A few hours had passed on the road, And as the carriage rattled on, wheels grinding over the uneven path as the forest thickened around them. Inside, the air felt heavier now—thick with the scent of blood that had seeped through the canvas flaps. Joel sat across from the stranger, spear resting against his knee, the leather pouch of looted coins heavy in his lap. The driver's tail still twitched occasionally, a nervous tic that hadn't stopped since the fight ended.
The driver—furred, long-eared, with a merchant's practical cloak—kept glancing back at the two of them through the gap in the curtain. His eyes were wide, pupils dilated, the way someone looks after seeing something they can't unsee.
"That was…" he started, voice cracking. Then he swallowed hard and tried again. "I've seen guards. I've seen mercenaries. But that…" He gestured vaguely toward Joel, tail flicking again. "You moved like death itself decided to take a walk. The way you just… opened them up. Clean. Precise. Like you were carving meat for supper."
Joel didn't respond right away. He stared at the spear tip—still slick in places, red-black with drying blood—and remembered the feel of it going through flesh. The first neck he'd pierced had sprayed hot across his face before he could blink. The second bandit's scream had been cut short when the spear twisted up under the jaw and out the top of the skull. After that, it became mechanical: dodge, vault, spin, sever. Six heads in one arc. Four more mid-leap. Joints popping like dry twigs. Eyes bursting under precise thrusts. Groins crushed with a boot heel before the spear finished the job. He'd lost count somewhere around fifteen—bodies piling, limbs twitching, guts spilling in wet ropes onto the dirt. The air had smelled of copper and voided bowels.
He wiped a streak of dried blood from his cheek with the back of his hand. "I left one alive," he said quietly. "For questions."
The driver nodded jerkily, still staring. "You did. And thank every god that listens for it."
The surviving bandit sat bound in the corner of the carriage, knees drawn up, eyes darting between them like a trapped animal. He was smaller than the others—scaled skin, clawed fingers, a long tail curled tight around his legs. He hadn't stopped shaking.
The driver leaned forward, voice low. "Who sent you?"
The bandit's tongue flicked nervously. "The assistant commander… of the marketing unit. He—he said the cargo was too important. Said it couldn't reach Altier. Said his brother had no right to the contract."
The driver's ears flattened. His tail went rigid. "His brother…" He rubbed a hand over his face, claws scraping fur. "Of course it was him. The elder brother. Always hated that his younger sibling got the nod from the higher-ups. The commander—my boss—he earned the contract fair. Built the routes, paid the bribes, proved he could move goods without losing half to raiders. But the elder… he's never forgiven it. Never forgiven being passed over."
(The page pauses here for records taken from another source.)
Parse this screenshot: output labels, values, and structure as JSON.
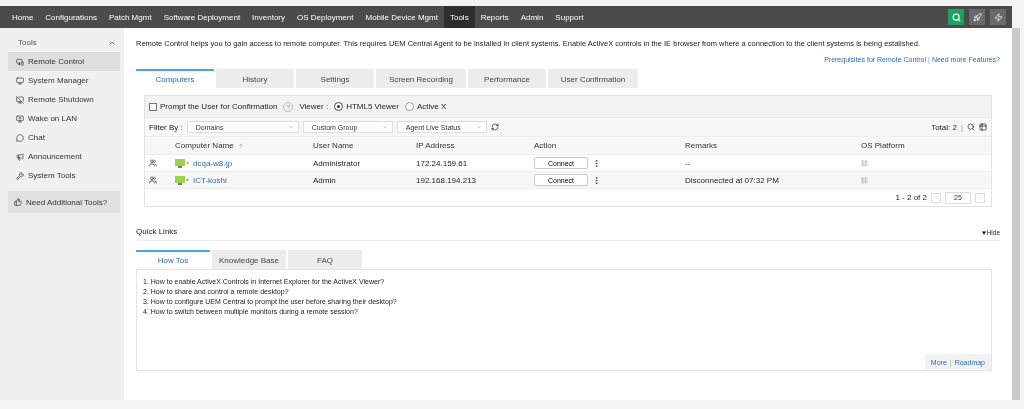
{
  "nav": {
    "items": [
      {
        "label": "Home",
        "selected": false
      },
      {
        "label": "Configurations",
        "selected": false
      },
      {
        "label": "Patch Mgmt",
        "selected": false
      },
      {
        "label": "Software Deployment",
        "selected": false
      },
      {
        "label": "Inventory",
        "selected": false
      },
      {
        "label": "OS Deployment",
        "selected": false
      },
      {
        "label": "Mobile Device Mgmt",
        "selected": false
      },
      {
        "label": "Tools",
        "selected": true
      },
      {
        "label": "Reports",
        "selected": false
      },
      {
        "label": "Admin",
        "selected": false
      },
      {
        "label": "Support",
        "selected": false
      }
    ]
  },
  "sidebar": {
    "title": "Tools",
    "items": [
      {
        "label": "Remote Control",
        "selected": true
      },
      {
        "label": "System Manager",
        "selected": false
      },
      {
        "label": "Remote Shutdown",
        "selected": false
      },
      {
        "label": "Wake on LAN",
        "selected": false
      },
      {
        "label": "Chat",
        "selected": false
      },
      {
        "label": "Announcement",
        "selected": false
      },
      {
        "label": "System Tools",
        "selected": false
      }
    ],
    "extra": "Need Additional Tools?"
  },
  "description": "Remote Control helps you to gain access to remote computer. This requires UEM Central Agent to be installed in client systems. Enable ActiveX controls in the IE browser from where a connection to the client systems is being estalished.",
  "links": [
    "Prerequisites for Remote Control",
    "Need more Features?"
  ],
  "links_separator": "|",
  "tabs": [
    {
      "label": "Computers",
      "selected": true
    },
    {
      "label": "History",
      "selected": false
    },
    {
      "label": "Settings",
      "selected": false
    },
    {
      "label": "Screen Recording",
      "selected": false
    },
    {
      "label": "Performance",
      "selected": false
    },
    {
      "label": "User Confirmation",
      "selected": false
    }
  ],
  "options": {
    "prompt": {
      "label": "Prompt the User for Confirmation",
      "checked": false
    },
    "help": "?",
    "viewer_label": "Viewer :",
    "viewers": [
      {
        "label": "HTML5 Viewer",
        "selected": true
      },
      {
        "label": "Active X",
        "selected": false
      }
    ]
  },
  "filter": {
    "label": "Filter By :",
    "selects": [
      "Domains",
      "Custom Group",
      "Agent Live Status"
    ],
    "total": "Total: 2",
    "separator": "|"
  },
  "table": {
    "columns": [
      "Computer Name",
      "User Name",
      "IP Address",
      "Action",
      "Remarks",
      "OS Platform"
    ],
    "rows": [
      {
        "name": "dcqa-w8-jp",
        "user": "Administrator",
        "ip": "172.24.159.61",
        "action": "Connect",
        "remarks": "--"
      },
      {
        "name": "ICT-koshi",
        "user": "Admin",
        "ip": "192.168.194.213",
        "action": "Connect",
        "remarks": "Disconnected at 07:32 PM"
      }
    ],
    "pagination": {
      "range": "1 - 2 of 2",
      "page_size": "25"
    }
  },
  "quick_links": {
    "title": "Quick Links",
    "hide": "Hide",
    "tabs": [
      {
        "label": "How Tos",
        "selected": true
      },
      {
        "label": "Knowledge Base",
        "selected": false
      },
      {
        "label": "FAQ",
        "selected": false
      }
    ],
    "items": [
      {
        "number": "1.",
        "text": "How to enable ActiveX Controls in Internet Explorer for the ActiveX Viewer?"
      },
      {
        "number": "2.",
        "text": "How to share and control a remote desktop?"
      },
      {
        "number": "3.",
        "text": "How to configure UEM Central to prompt the user before sharing their desktop?"
      },
      {
        "number": "4.",
        "text": "How to switch between multiple monitors during a remote session?"
      }
    ],
    "footer_links": [
      "More",
      "Roadmap"
    ],
    "footer_separator": "|"
  }
}
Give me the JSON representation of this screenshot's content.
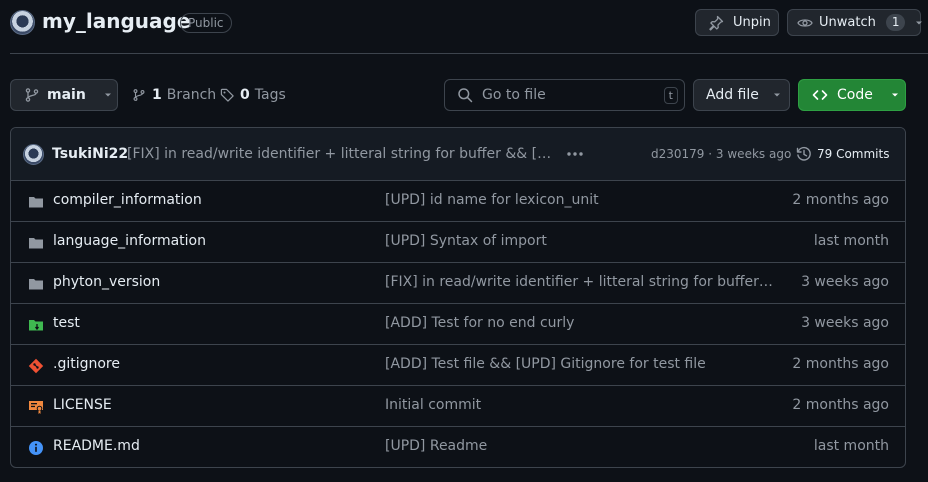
{
  "repo": {
    "name": "my_language",
    "visibility": "Public"
  },
  "actions": {
    "unpin_label": "Unpin",
    "unwatch_label": "Unwatch",
    "watch_count": "1"
  },
  "toolbar": {
    "branch_name": "main",
    "branch_count": "1",
    "branch_label": "Branch",
    "tag_count": "0",
    "tag_label": "Tags",
    "search_placeholder": "Go to file",
    "search_shortcut": "t",
    "add_file_label": "Add file",
    "code_label": "Code"
  },
  "commit": {
    "author": "TsukiNi22",
    "message": "[FIX] in read/write identifier + litteral string for buffer && [ADD] ...",
    "sha": "d230179",
    "age": "3 weeks ago",
    "count_label": "79 Commits"
  },
  "files": [
    {
      "name": "compiler_information",
      "type": "folder",
      "message": "[UPD] id name for lexicon_unit",
      "age": "2 months ago"
    },
    {
      "name": "language_information",
      "type": "folder",
      "message": "[UPD] Syntax of import",
      "age": "last month"
    },
    {
      "name": "phyton_version",
      "type": "folder",
      "message": "[FIX] in read/write identifier + litteral string for buffer &&...",
      "age": "3 weeks ago"
    },
    {
      "name": "test",
      "type": "submodule-folder",
      "message": "[ADD] Test for no end curly",
      "age": "3 weeks ago"
    },
    {
      "name": ".gitignore",
      "type": "git-file",
      "message": "[ADD] Test file && [UPD] Gitignore for test file",
      "age": "2 months ago"
    },
    {
      "name": "LICENSE",
      "type": "license-file",
      "message": "Initial commit",
      "age": "2 months ago"
    },
    {
      "name": "README.md",
      "type": "info-file",
      "message": "[UPD] Readme",
      "age": "last month"
    }
  ],
  "colors": {
    "background": "#0d1117",
    "border": "#3d444d",
    "code_button": "#238636",
    "folder_icon": "#9198a1",
    "test_folder_icon": "#3fb950",
    "gitignore_icon": "#f05133",
    "license_icon": "#f0883e",
    "readme_icon": "#4493f8"
  }
}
He let out a bitter laugh that sounded more like a growl.
"He's been waiting for a chance to sabotage this run. Prove to the council that his brother can't be trusted. Prove the cargo's too valuable for 'inexperienced' hands. If we'd lost it today—if the bandits had taken everything—he'd have marched right into the chamber and said, 'See? Told you he couldn't handle it.'"
The driver's voice cracked on the last word. He looked down at his own trembling hands, then back at Joel and the stranger.
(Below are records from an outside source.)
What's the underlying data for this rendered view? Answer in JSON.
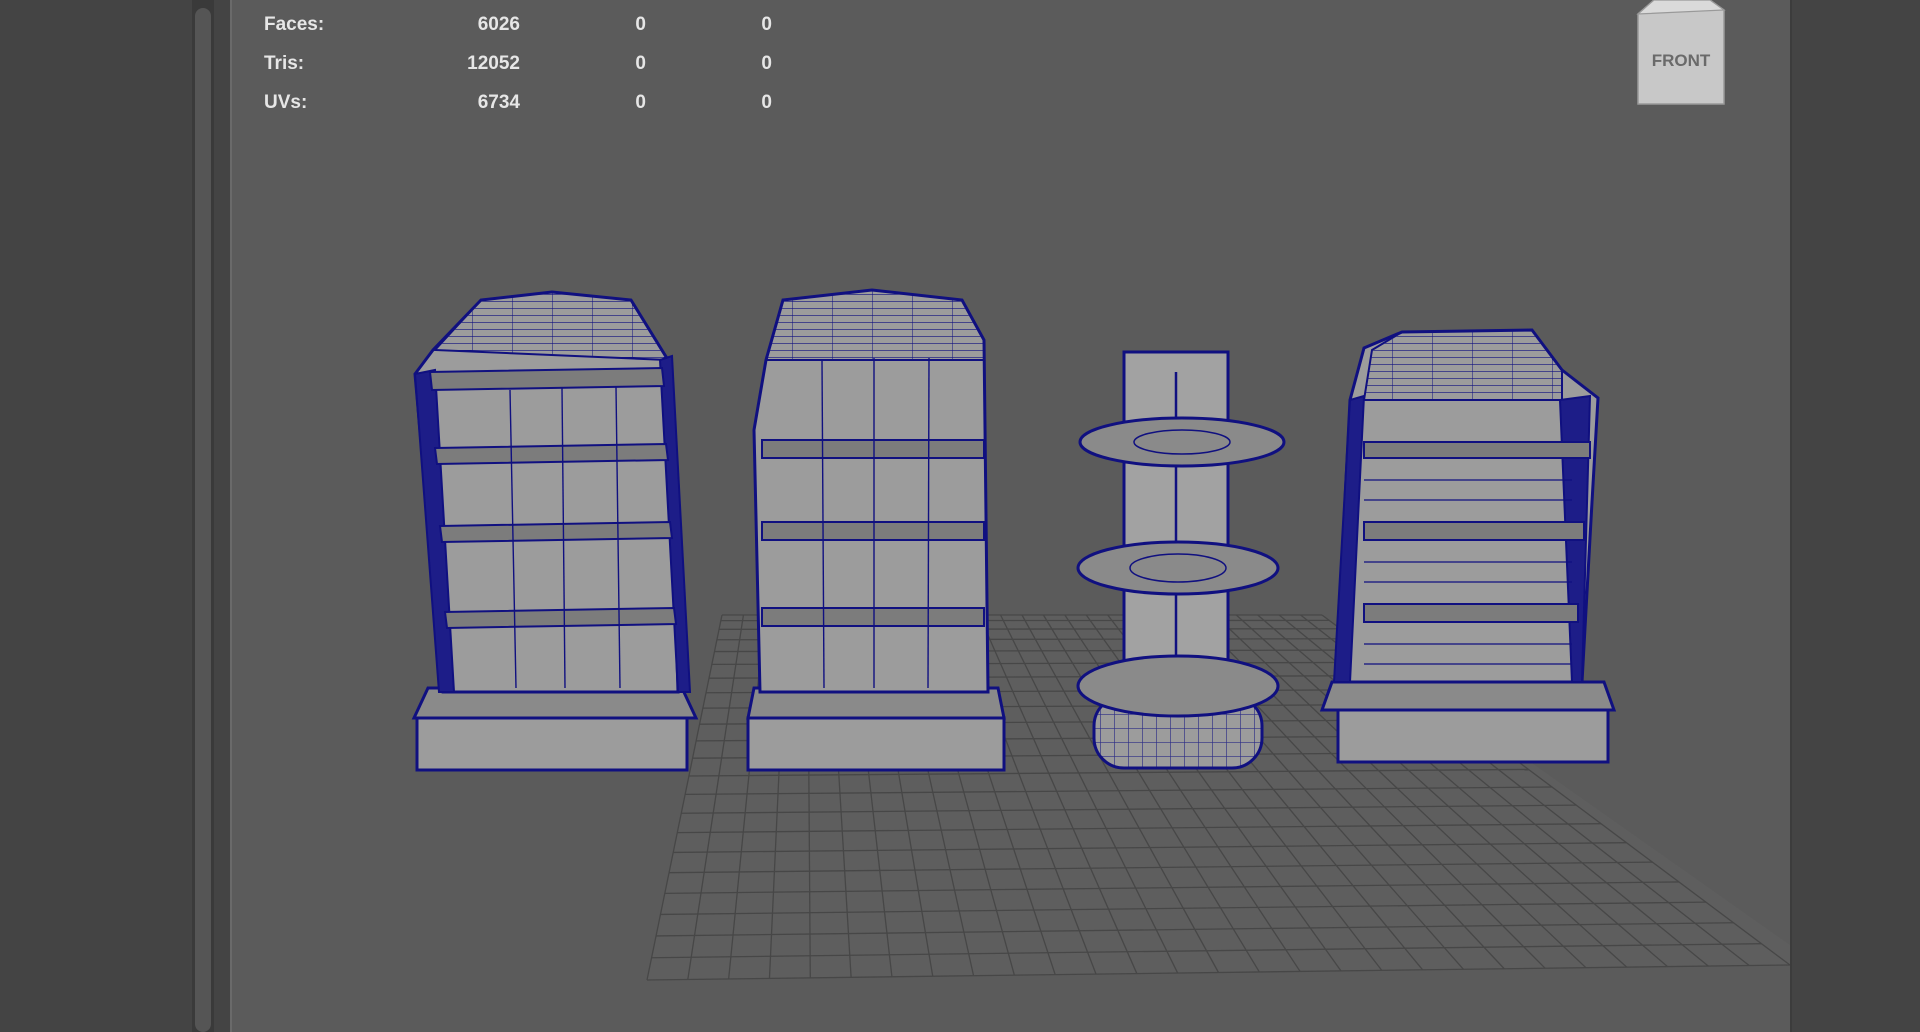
{
  "hud": {
    "rows": [
      {
        "label": "Faces:",
        "v1": "6026",
        "v2": "0",
        "v3": "0"
      },
      {
        "label": "Tris:",
        "v1": "12052",
        "v2": "0",
        "v3": "0"
      },
      {
        "label": "UVs:",
        "v1": "6734",
        "v2": "0",
        "v3": "0"
      }
    ]
  },
  "viewcube": {
    "label": "FRONT"
  },
  "colors": {
    "viewport_bg": "#5b5b5b",
    "wireframe": "#101080",
    "mesh_fill": "#9c9c9c",
    "grid": "#4a4a4a"
  }
}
"You two… you saved more than this carriage. You saved his reputation. Maybe his life. If word got back that the shipment was lost…"
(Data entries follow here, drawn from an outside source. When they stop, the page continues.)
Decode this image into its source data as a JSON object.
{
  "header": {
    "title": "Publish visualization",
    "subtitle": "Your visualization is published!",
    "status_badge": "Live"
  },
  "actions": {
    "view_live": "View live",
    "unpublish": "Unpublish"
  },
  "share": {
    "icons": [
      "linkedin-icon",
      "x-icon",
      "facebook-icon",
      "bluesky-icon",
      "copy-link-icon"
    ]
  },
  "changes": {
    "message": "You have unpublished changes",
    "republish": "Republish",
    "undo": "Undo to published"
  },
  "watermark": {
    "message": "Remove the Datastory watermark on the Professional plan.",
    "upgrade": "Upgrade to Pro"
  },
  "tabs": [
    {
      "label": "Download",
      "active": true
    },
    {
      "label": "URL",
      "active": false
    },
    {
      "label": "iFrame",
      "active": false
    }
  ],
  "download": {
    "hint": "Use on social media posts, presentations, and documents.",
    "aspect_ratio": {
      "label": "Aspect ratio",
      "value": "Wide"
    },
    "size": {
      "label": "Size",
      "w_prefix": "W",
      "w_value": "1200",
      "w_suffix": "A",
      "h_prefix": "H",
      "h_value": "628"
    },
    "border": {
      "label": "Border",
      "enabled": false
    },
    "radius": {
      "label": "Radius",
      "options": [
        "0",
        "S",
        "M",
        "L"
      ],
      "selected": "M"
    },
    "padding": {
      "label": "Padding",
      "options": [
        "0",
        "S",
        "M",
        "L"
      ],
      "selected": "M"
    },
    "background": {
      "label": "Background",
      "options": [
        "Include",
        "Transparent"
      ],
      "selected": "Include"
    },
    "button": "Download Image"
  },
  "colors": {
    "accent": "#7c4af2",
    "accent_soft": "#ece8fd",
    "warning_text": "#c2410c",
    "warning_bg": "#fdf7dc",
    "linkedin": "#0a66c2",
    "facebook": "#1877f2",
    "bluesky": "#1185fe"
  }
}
He trailed off, tail giving one last slow wag of gratitude before stilling completely.
The stranger leaned forward, mask impassive. "Then we keep moving. And we keep our eyes open. If the elder brother sent one group, he'll send more."
Joel nodded once. He tucked the pouch of coins into one of the coat's endless pockets—next to the preserved meat, the knives, the navigation device. Stealing from the dead still sat wrong in his stomach, but the weight of the coins felt right. Survival had its price.
He looked out through the flap at the passing trees, the red sun filtering through leaves in bloody shafts.
Altier was still days away.
But the road had just gotten a lot more complicated.
The carriage rolled on.
And Joel sharpened his spear in silence, the whetstone singing softly against steel.